4. If you are looking for "reasons" that stocks or markets make large
directional moves, you will probably never know for certain. Since we are
dealing with perception of markets-not necessarily reality, you are wasting your
time looking for the many reasons markets move.
A huge mistake most investors make is assuming that stock markets are
rational or that they are capable of ascertaining why markets do anything. To
make a profit trading, it is only necessary to know that markets are moving -
not why they are moving. Stock market winners only care about direction and
duration, while market losers are obsessed with the whys.
5. Stock markets generally move in advance of news or supportive fundamentals
- sometimes months in advance. If you wait to invest until it is totally clear
to you why a stock or a market is moving, you have to assume that others have
done the same thing and you may be too late.
You need to get positioned before the largest directional trend move takes
place. The market reaction to good or bad news in a bull market will be positive
more often than not. The market reaction to good or bad news in a bear market
will be negative more often than not.
6. The trend is your friend. Since the trend is the basis of all profit, we
need long term trends to make sizeable money. The key is to know when to get
aboard a trend and stick with it for a long period of time to maximize profits.
Contrary to the short term perspective of most investors today, all the big
money is made by catching large market moves - not by day trading or short term
stock investing.
7. You must let your profits run and cut your losses quickly if you are to
have any chance of being successful. Trading discipline is not a sufficient
condition to make money in the markets, but it is a necessary condition. If you
do not practice highly disciplined trading, you will not make money over the
long term. This is a stock trading “system” in itself.
8. The Efficient Market Hypothesis is fallacious and is actually a derivative
of the perfect competition model of capitalism. The Efficient Market Hypothesis
at root shares many of the same false premises as the perfect competition
paradigm as described by a well known economist.
The perfect competition model is not based on anything that exists on this
earth. Consistently profitable professional traders simply have better
information - and they act on it. Most non-professionals trade strictly on
emotion, and lose much more money than they earn.
The combination of superior information for some investors and the usual
panic as losses mount caused by buying high and selling low for others, creates
inefficient markets.
9. Traditional technical and fundamental analysis alone may not enable you to
consistently make money in the markets. Successful market timing is possible but
not with the tools of analysis that most people employ.
If you eliminate optimization, data mining, subjectivism, and other such
statistical tricks and data manipulation, most trading ideas are losers.

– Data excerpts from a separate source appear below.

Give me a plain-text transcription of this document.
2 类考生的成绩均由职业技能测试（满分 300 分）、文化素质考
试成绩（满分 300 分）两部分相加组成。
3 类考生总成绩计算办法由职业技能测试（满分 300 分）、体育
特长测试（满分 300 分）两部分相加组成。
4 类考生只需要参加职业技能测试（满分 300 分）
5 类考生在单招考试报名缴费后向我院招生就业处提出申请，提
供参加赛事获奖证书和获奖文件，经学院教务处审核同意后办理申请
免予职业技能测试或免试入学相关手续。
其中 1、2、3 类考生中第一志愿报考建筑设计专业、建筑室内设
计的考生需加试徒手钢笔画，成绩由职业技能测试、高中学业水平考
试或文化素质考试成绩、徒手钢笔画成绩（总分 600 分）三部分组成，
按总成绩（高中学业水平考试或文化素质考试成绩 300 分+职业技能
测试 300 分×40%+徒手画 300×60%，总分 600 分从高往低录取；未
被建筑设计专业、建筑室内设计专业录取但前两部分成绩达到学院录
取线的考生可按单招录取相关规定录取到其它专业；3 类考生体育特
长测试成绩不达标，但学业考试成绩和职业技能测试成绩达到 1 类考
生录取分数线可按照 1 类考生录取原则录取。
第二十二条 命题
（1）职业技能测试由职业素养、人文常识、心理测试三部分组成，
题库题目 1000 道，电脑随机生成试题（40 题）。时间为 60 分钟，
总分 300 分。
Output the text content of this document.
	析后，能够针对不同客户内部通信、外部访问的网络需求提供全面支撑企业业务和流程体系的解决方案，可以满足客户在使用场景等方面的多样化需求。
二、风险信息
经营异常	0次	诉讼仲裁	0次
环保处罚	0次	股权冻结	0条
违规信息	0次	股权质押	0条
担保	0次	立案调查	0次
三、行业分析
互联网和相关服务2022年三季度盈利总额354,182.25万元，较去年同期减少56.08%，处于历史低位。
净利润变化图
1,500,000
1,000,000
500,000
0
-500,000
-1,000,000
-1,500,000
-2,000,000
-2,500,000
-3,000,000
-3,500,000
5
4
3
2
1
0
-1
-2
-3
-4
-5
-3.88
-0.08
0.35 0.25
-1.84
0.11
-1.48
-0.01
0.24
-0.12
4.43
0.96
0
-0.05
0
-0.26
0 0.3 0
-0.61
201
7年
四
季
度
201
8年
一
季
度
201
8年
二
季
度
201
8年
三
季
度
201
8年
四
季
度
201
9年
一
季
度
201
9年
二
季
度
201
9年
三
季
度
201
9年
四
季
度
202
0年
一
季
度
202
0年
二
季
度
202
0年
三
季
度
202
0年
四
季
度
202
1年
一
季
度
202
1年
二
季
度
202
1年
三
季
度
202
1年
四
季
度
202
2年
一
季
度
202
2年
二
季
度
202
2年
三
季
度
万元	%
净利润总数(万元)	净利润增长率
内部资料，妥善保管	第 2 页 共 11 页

10. Never trust the advice and/or ideas of trading software vendors, stock
trading system sellers, market commentators, financial analysts, brokers,
newsletter publishers, trading authors, etc., unless they trade their own money
and have traded successfully for years.
Note those that have traded successfully over very long periods of time are
very few in number. Keep in mind that Wall Street and other financial firms make
money by selling you something - not instilling wisdom in you. You should make
your own trading decisions based on a rational analysis of all the facts.
11. The worst thing an investor can do is take a large loss on their position
or portfolio. Market timing can help avert this much too common experience.

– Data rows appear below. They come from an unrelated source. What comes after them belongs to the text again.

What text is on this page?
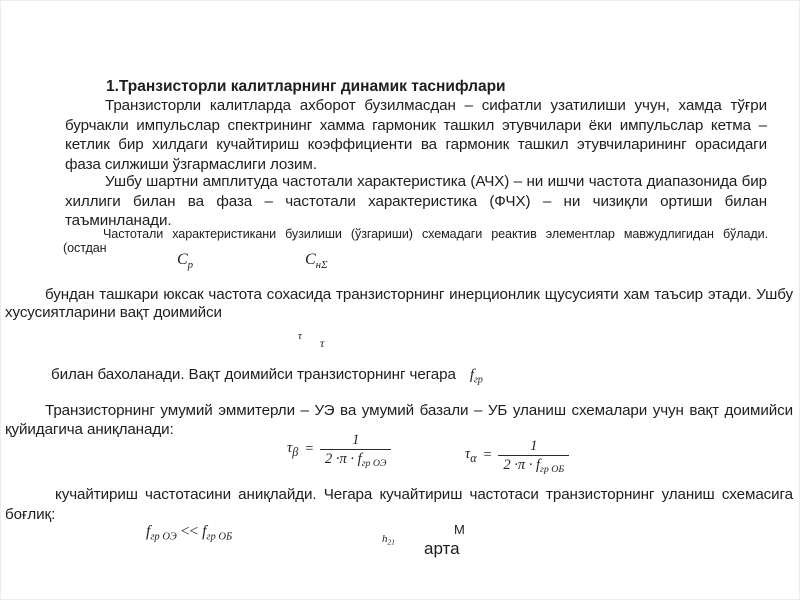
1.Транзисторли калитларнинг динамик таснифлари
Транзисторли калитларда ахборот бузилмасдан – сифатли узатилиши учун, хамда тўғри бурчакли импульслар спектрининг хамма гармоник ташкил этувчилари ёки импульслар кетма – кетлик бир хилдаги кучайтириш коэффициенти ва гармоник ташкил этувчиларининг орасидаги фаза силжиши ўзгармаслиги лозим.
Ушбу шартни амплитуда частотали характеристика (АЧХ) – ни ишчи частота диапазонида бир хиллиги билан ва фаза – частотали характеристика (ФЧХ) – ни чизиқли ортиши билан таъминланади.
Частотали характеристикани бузилиши (ўзгариши) схемадаги реактив элементлар мавжудлигидан бўлади. (остдан
$C_p$	$C_{н\Sigma}$
бундан ташкари юксак частота сохасида транзисторнинг инерционлик щусусияти хам таъсир этади. Ушбу хусусиятларини вақт доимийси
τ τ
билан бахоланади. Вақт доимийси транзисторнинг чегара $f_{гр}$
Транзисторнинг умумий эммитерли – УЭ ва умумий базали – УБ уланиш схемалари учун вақт доимийси қуйидагича аниқланади:
$\tau_\beta = \frac{1}{2 \cdot\pi \cdot f_{гр ОЭ}}$	$\tau_\alpha = \frac{1}{2 \cdot\pi \cdot f_{гр ОБ}}$
кучайтириш частотасини аниқлайди. Чегара кучайтириш частотаси транзисторнинг уланиш схемасига боғлиқ:
$f_{гр ОЭ} << f_{гр ОБ}$	$h_{21}$
М
арта
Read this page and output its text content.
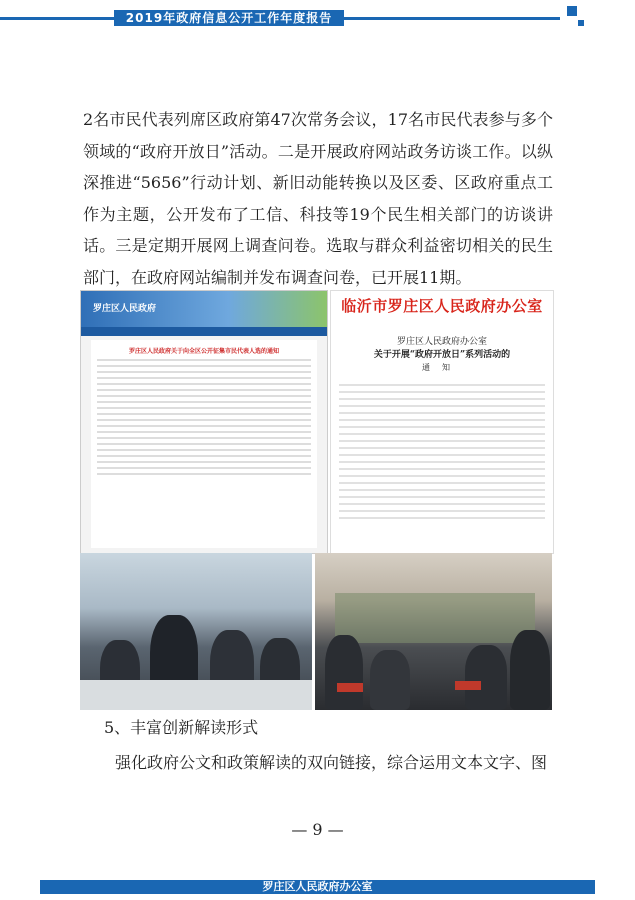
2019年政府信息公开工作年度报告
2名市民代表列席区政府第47次常务会议，17名市民代表参与多个领域的“政府开放日”活动。二是开展政府网站政务访谈工作。以纵深推进“5656”行动计划、新旧动能转换以及区委、区政府重点工作为主题，公开发布了工信、科技等19个民生相关部门的访谈讲话。三是定期开展网上调查问卷。选取与群众利益密切相关的民生部门，在政府网站编制并发布调查问卷，已开展11期。
罗庄区人民政府
罗庄区人民政府关于向全区公开征集市民代表人选的通知
临沂市罗庄区人民政府办公室
罗庄区人民政府办公室
关于开展“政府开放日”系列活动的
通知
5、丰富创新解读形式
强化政府公文和政策解读的双向链接，综合运用文本文字、图
— 9 —
罗庄区人民政府办公室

You can avoid making that huge mistake by avoiding buying things when they
are high. It should be obvious that you should only buy when stocks are low and
only sell when stocks are high.
Since your starting point is critical in determining your total return, if
you buy low, your long term investment results are irrefutably better than
someone that bought high.
12. The most successful investing methods should take most individuals no
more than four or five hours per week and, for the majority of us, only one or
two hours per week with little to no stress involved.